Beth's voice was even and calm, but inside she was shaking. She was just a college girl, still learning how to fight, and yet here she stood, ready to take on five men.
The man studied her for a few moments before nodding. "So be it," he said. "Kill her."
The three guards raised their weapons. Beth took a tentative step back and stifled a cry just as they fired. A split-second later bullets jingled to the hard floor around her.
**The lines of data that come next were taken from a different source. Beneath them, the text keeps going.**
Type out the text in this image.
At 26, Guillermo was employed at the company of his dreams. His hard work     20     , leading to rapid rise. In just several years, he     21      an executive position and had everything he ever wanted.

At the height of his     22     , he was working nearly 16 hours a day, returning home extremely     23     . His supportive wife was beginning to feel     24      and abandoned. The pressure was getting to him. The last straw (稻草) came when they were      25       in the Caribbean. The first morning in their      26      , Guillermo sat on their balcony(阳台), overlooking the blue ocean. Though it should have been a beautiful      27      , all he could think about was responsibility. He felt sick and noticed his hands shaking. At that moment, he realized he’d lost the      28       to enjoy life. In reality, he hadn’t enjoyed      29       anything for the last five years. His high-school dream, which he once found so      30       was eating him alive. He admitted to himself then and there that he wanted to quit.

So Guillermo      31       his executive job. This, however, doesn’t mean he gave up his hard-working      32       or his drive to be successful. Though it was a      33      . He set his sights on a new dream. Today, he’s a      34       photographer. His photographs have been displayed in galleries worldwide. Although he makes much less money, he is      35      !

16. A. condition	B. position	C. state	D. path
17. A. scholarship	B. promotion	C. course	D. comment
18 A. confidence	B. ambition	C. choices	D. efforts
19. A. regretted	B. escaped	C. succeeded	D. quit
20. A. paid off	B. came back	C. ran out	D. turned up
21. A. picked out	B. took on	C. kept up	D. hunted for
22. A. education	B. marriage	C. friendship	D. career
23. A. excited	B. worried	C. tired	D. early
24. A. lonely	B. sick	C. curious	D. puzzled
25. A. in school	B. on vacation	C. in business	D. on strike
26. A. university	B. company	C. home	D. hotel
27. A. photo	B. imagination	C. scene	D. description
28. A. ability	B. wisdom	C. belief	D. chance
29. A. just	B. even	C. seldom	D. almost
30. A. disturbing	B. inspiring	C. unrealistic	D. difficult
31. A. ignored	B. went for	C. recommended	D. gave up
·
Beth was surprised, but since this had happened to her once before, the guards were more surprised. That meant they reacted slower than she did. The agile woman leapt across the distance to them. Two punches, and two of the three guards were flying backward, crashing into the cylinder, and dropping to the floor. The robed man stood in place, but the remaining two men swung wildly at the graceful woman in their midst. Beth ducked under their blows, coming up with a kick to the jaw of the one man, and a backhand to the face of the other.
The eyes of the first man went blank on impact. As he crumpled, the other man staggered back. She whirled, leading with a foot, and drilled him in the chest. He flew through the air, hit the wall, and collapsed to the floor.
Beth turned to face the silver-eyed man but didn’t see him. She whipped her head back and forth, but there was no sign of him. He must have exited through the opposite door, but she hadn't even seen it open. She ran to it and tugged at the handle. Locked. She thought about trying to rip it off its hinges, but instead held Stanley's device to the lock pad. She heard the click of the door unlocking and pulled it open.
The long hall beyond was empty, with several doors on each side. He could be behind any of the doors, but she didn't have time to look. He could be calling for reinforcements. She was confident in her newfound abilities, but she didn't want to press her luck. It was time to leave.